50Die Nebenentscheidungen beruhen auf § 91 ZPO sowie §§ 708 Nr 10, 711 ZPO.
514.
52Die Revision war nicht zuzulassen. Die Rechtssache hat keine grundsätzliche Bedeutung i.S.d. § 543 Abs. 2 Satz 1 Nr. 1 ZPO. Der Rechtsstreit wirft keine klärungsbedürftige Rechtsfrage auf, die sich in einer unbestimmten Vielzahl weiterer Fälle stellen kann, sondern betrifft lediglich eine Frage im Einzelfall.

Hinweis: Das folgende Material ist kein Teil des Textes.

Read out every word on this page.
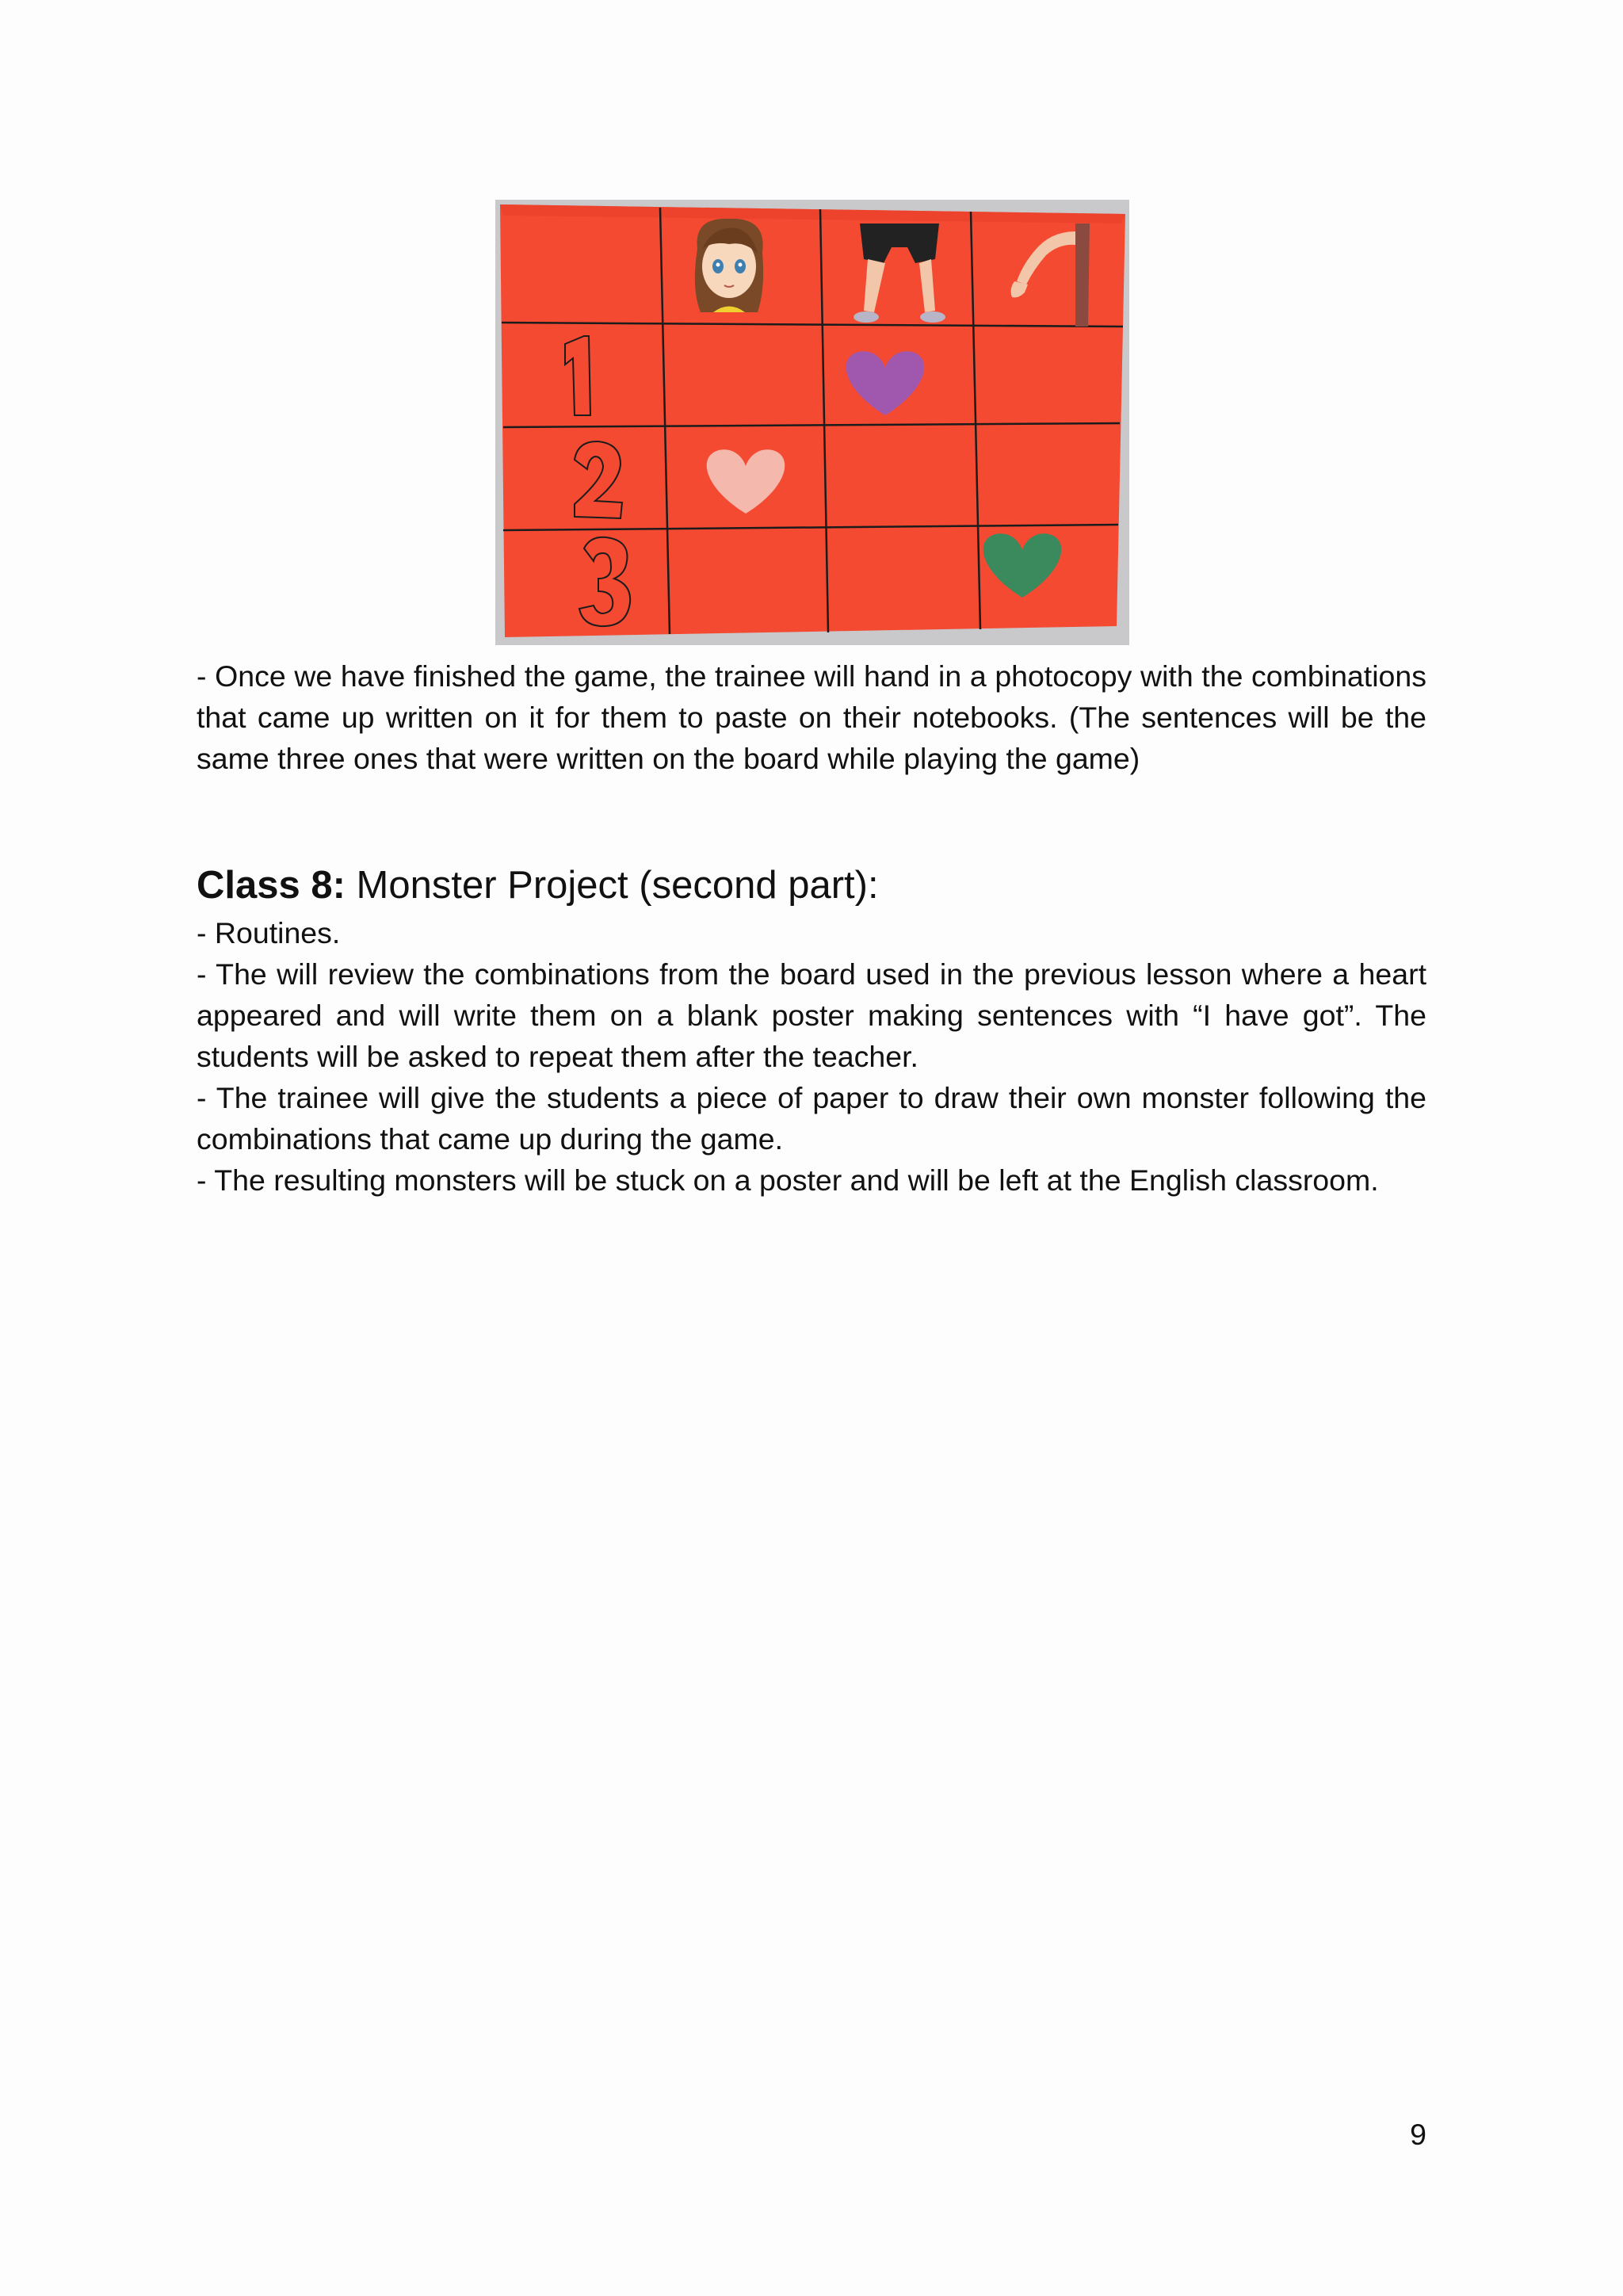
- Once we have finished the game, the trainee will hand in a photocopy with the combinations that came up written on it for them to paste on their notebooks. (The sentences will be the same three ones that were written on the board while playing the game)
Class 8: Monster Project (second part):

- Routines.

- The will review the combinations from the board used in the previous lesson where a heart appeared and will write them on a blank poster making sentences with “I have got”. The students will be asked to repeat them after the teacher.

- The trainee will give the students a piece of paper to draw their own monster following the combinations that came up during the game.

- The resulting monsters will be stuck on a poster and will be left at the English classroom.

9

53Auch die Fortbildung des Rechts oder die Sicherung einer einheitlichen Rechtsprechung des Revisionsgerichts erfordert sie nicht, da der Fall keine Veranlassung gibt, Leitsätze für die Auslegung von Gesetzesbestimmungen aufzustellen oder Gesetzeslücken auszufüllen, § 543 Abs. 2 Satz 1 Nr. 2, 1. Alt. ZPO, und nicht zu befürchten ist, dass Unterschiede in der Rechtsprechung entstehen oder fortbestehen, § 543 Abs. 2 Satz 1 Nr. 2, 2. Alt. ZPO.